Iran is calling for the formation of an inclusive government in war-ravaged Yemen.
The crisis in Yemen – where pro-Iran Houthi rebels are battling the government, which is backed by a Saudi-led military coalition – "has only a political solution", said Iran's Foreign Minister Hossein Amirabdollahian.
"We believe that it is necessary to form a government in which all Yemeni parties participate, to maintain the national unity and sovereignty of Yemen," he said, according to state news agency Irna.
Mr Amirabdollahian was speaking at a memorial event for Hassan Eyrlou, Iran's late envoy to Sanaa, the rebel-held capital of Yemen.
Eyrlou died on Tuesday from coronavirus, days after his evacuation aboard an Iraqi plane, a rare exemption from a Saudi-led air blockade on Sanaa.
Iran's foreign ministry blamed the "slow co-operation of certain countries" in facilitating Erylou's evacuation.
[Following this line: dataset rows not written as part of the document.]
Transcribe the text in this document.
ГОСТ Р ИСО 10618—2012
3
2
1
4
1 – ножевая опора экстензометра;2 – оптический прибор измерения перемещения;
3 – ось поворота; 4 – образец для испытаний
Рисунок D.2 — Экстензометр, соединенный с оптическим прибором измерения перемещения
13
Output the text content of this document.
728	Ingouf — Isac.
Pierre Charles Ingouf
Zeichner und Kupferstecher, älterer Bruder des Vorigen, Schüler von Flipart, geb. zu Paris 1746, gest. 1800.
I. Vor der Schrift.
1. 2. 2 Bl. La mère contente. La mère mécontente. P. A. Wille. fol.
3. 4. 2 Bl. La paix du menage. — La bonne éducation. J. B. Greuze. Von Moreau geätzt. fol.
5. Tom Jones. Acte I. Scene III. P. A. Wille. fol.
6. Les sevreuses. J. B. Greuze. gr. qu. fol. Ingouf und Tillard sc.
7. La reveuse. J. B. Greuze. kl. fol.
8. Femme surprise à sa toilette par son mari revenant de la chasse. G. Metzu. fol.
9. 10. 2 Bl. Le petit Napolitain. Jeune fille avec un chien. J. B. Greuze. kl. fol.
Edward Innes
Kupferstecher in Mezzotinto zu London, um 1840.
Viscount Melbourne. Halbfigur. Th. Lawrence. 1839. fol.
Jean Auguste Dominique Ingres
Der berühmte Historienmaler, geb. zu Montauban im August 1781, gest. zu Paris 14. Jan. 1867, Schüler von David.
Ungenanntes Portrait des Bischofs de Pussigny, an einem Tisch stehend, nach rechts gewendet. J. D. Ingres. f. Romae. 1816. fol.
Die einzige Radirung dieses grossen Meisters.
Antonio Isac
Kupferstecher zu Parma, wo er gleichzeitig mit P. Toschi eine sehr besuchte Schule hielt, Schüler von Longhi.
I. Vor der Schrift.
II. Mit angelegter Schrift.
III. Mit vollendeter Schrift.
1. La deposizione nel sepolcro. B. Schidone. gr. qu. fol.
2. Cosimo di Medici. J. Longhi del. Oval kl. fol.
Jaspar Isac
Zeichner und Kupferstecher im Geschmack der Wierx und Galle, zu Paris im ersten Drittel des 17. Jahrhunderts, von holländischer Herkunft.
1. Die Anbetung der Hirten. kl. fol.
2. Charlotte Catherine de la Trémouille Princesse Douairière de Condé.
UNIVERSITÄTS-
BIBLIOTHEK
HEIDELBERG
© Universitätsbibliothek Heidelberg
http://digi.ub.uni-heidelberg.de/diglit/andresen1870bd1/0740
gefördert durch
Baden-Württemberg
The comments were condemned by the Saudi-led coalition's spokesman Turki Al Malki as "defamatory".
Yemen has been embroiled in civil war since 2014. The Arab military coalition led by Saudi Arabia intervened in 2015 to back the government, a year after the Houthis seized Sanaa.
The UN estimates the conflict will have claimed 377,000 lives by the end of the year through direct and indirect effects.
More than 80 per cent of Yemen's population of about 30 million is dependent on humanitarian aid.
The Houthis come from the minority Zaidi Shiite sect of Islam and have their traditional stronghold in Yemen's mountainous north.
Between 2004 and 2010, they fought six wars against Yemen's government and battled Saudi Arabia in 2009-2010 after storming over the border.
The Saudis accuse Shiite-majority Iran of providing military support to the rebels, especially missiles and rockets fired into Saudi Arabia, claims Tehran denies.
On Saturday, the Saudi coalition launched what it called a "large-scale" military operation after a rocket attack by the Houthis.